Derek Rodgers, director of sales for Sweet Onion Trading Co., Melbourne, Fla., agrees.

“We’ve been exporting Peru onions since early July, and the market remains strong,” Rodgers said.

He expects to see the demand for Peruvian onions stay strong throughout the season, mainly because there are lower volumes expected.

“The overall supply out of Peru will be about 20% less than last year,” said Brian Kastick, president and general manager for Oso Sweet Onions, Charleston, W. Va.

Despite not getting the yields they had hoped for, Kastick said the company is excited for this season after the company expanded acreage in Peru by about 30%.

“We had some weather challenges so we won’t get the full yield we’d hoped for,” he said.

Others agree.

“The crop overall is good quality, but yields are not as good as they normally are so we will see a little bit shorter supply,” said Delbert Bland, owner of Bland Farms LLC, Glennville, Ga.

However, Bland doesn’t expect a shortage, just a tighter supply.

“I don’t think they will be very plentiful as far as having more than what we need, for sure,” he said.

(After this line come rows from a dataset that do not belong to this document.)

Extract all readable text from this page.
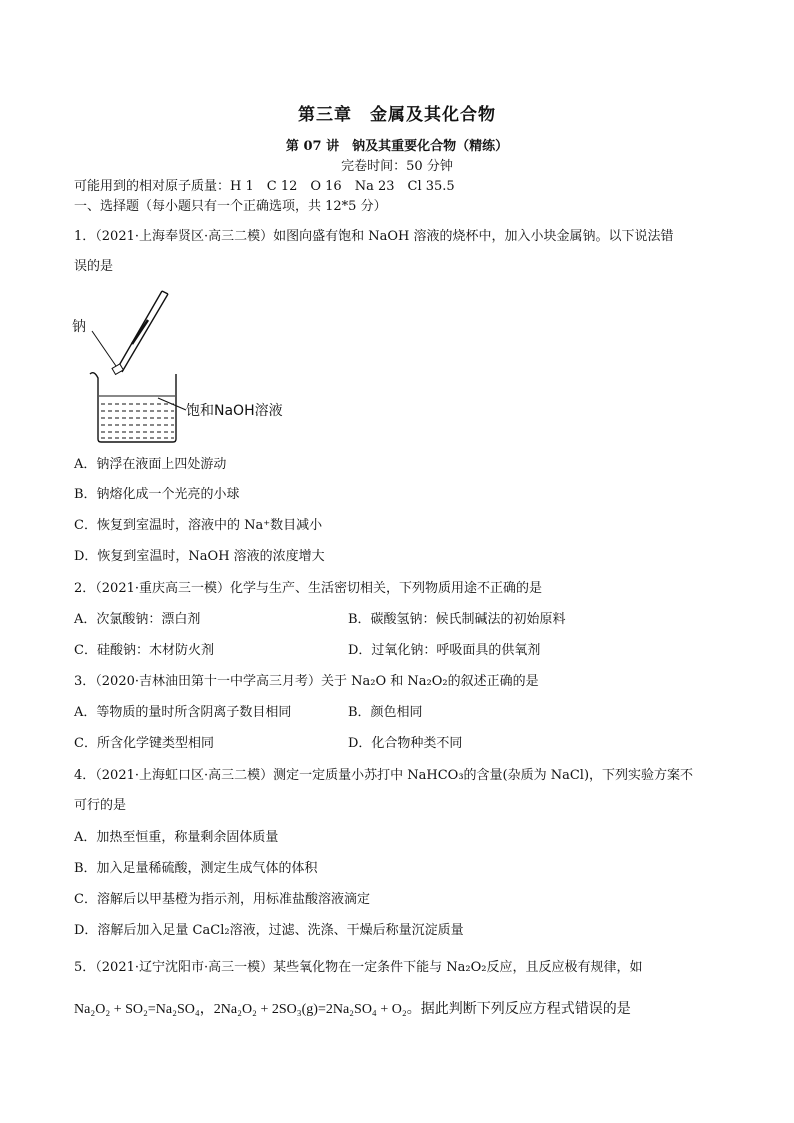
第三章　金属及其化合物
第 07 讲　钠及其重要化合物（精练）
完卷时间：50 分钟
可能用到的相对原子质量：H 1　C 12　O 16　Na 23　Cl 35.5
一、选择题（每小题只有一个正确选项，共 12*5 分）
1．（2021·上海奉贤区·高三二模）如图向盛有饱和 NaOH 溶液的烧杯中，加入小块金属钠。以下说法错
误的是
钠
饱和NaOH溶液
A．钠浮在液面上四处游动
B．钠熔化成一个光亮的小球
C．恢复到室温时，溶液中的 Na⁺数目减小
D．恢复到室温时，NaOH 溶液的浓度增大
2．（2021·重庆高三一模）化学与生产、生活密切相关，下列物质用途不正确的是
A．次氯酸钠：漂白剂	B．碳酸氢钠：候氏制碱法的初始原料
C．硅酸钠：木材防火剂	D．过氧化钠：呼吸面具的供氧剂
3．（2020·吉林油田第十一中学高三月考）关于 Na₂O 和 Na₂O₂的叙述正确的是
A．等物质的量时所含阴离子数目相同	B．颜色相同
C．所含化学键类型相同	D．化合物种类不同
4．（2021·上海虹口区·高三二模）测定一定质量小苏打中 NaHCO₃的含量(杂质为 NaCl)，下列实验方案不
可行的是
A．加热至恒重，称量剩余固体质量
B．加入足量稀硫酸，测定生成气体的体积
C．溶解后以甲基橙为指示剂，用标准盐酸溶液滴定
D．溶解后加入足量 CaCl₂溶液，过滤、洗涤、干燥后称量沉淀质量
5．（2021·辽宁沈阳市·高三一模）某些氧化物在一定条件下能与 Na₂O₂反应，且反应极有规律，如
Na₂O₂ + SO₂=Na₂SO₄，2Na₂O₂ + 2SO₃(g)=2Na₂SO₄ + O₂。据此判断下列反应方程式错误的是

Shippers credit the smaller yields to higher temperatures.

“It’s just been too hot for them to grow as well as they should,” Bland said.

“The growing season so far this year has been unusually warm, so we are expecting a reduction in yields of about 15% to 20%,” said John Shuman, president of Shuman Produce Inc., Reidsville, Ga.

“Other than that, the crop is very clean and looks great from a quality standpoint,” Shuman said in an e-mail.

These lower quantities should translate to higher prices.

“Supplies are tighter this year, so we’re seeing where prices are higher than the last couple of years,” said Margret DeBruyn, president and chief executive officer of DeBruyn Produce Co., Zeeland, Mich.

DeBruyn expects to see prices stay around the $15.50 range for the low point this year, up from $13.50 last year.

“The last few years have been hard on everyone, especially growers, and everyone’s feeling good this year,” she said.